Newsletter no. 6
Can Institutions Help Create Ecological Civilization?
August 8, 2022
We are still struggling to find how best to work for cooperation among nations to bring into being an ecological civilization.

The challenge is genuinely overwhelming. As the anticipated heat is being felt far more keenly in many parts of the world, more people are realizing that dealing with global problems like this is more important than jockeying for power and wealth. But competitive habits and even wars are deeply entrenched in our psyches, and our leaders still give them priority over a living Earth. In the midst of a terrible heat wave, the United States prided itself in getting the world’s greatest military power to commit itself to work against China.

It is hard to look to nations for leadership toward peace. The corporations are so committed to increasing profits that by law they are in a poor position to lead toward a sustainable world. The universities are so fragmented into value free academic disciplines that they can hardly deal with the holistic problems the world faces. The media are so tied to governments and corporations that they rarely open the doors that are so tightly closed.

Where can we look? First, we’ll continue to hope for help from governments, corporations, universities, and the media. We’ll rejoice at every breakthrough.
For example, on July 17, the New York Times featured one of our colleagues in the struggle for ecological civilization, Herman Daly (“This Pioneering Economist Says Our Obsession With Growth Must End”). For decades he has been challenging the commitment to growth, when we are already living unsustainably. The New York Times gave him space to explain his argument in a supportive context. This may prove important.
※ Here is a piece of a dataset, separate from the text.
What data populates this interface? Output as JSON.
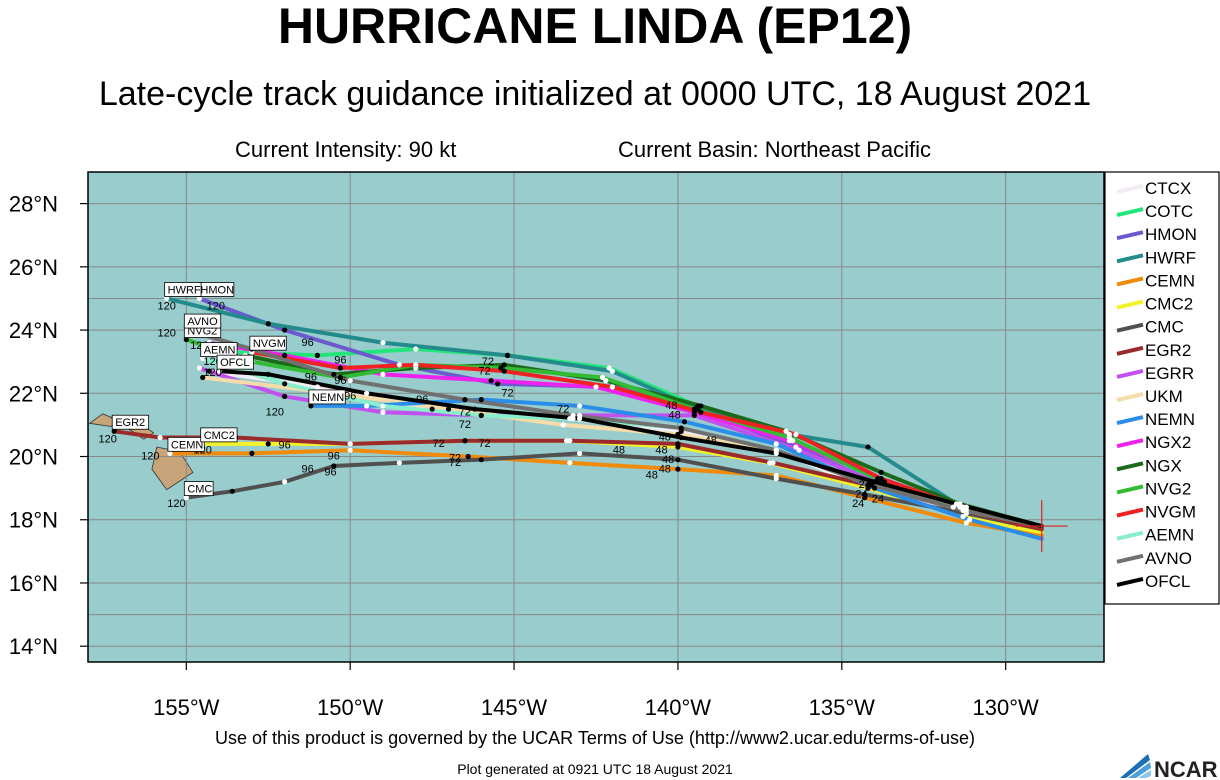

One major sector of society I have not noticed is religion. Can we look with hope to the faith communities? They are so diverse that the answer is that many have bad records and the modern world has not been wrong to teach us to avoid religious dogmas and outdated teaching. But not all records have been bad. Many of us think that the best short statement of what we need is Pope Francis’ 2015 statement, Laudato Si. The complaint is that his church has done so little to implement it.

Indeed, if we compare the teaching coming from the religious communities about the world we need with that from the other sectors of society mentioned above, we may decide that dismissing religious traditions is a mistake. Not only have many religious leaders and institutions made fine statements, but there are hundreds of initiatives and programs expressing religious beliefs about the Earth that can give us hope.

Audrey Kitagawa travels the world, working with organizations and efforts in religious communities (as well as secular ones). I doubt that anyone has a more varied and comprehensive set of contacts and experiences of what is encouraging around the world. We are proud that on Thursday, July 28, she shared her rich knowledge and wisdom on these matters. Sharing the program with her was David Korten, whose understanding of the goal of ecological civilization and ability to judge what is working for that end are unexcelled. You can find a video recording of that gathering on the Living Earth Movement YouTube Channel.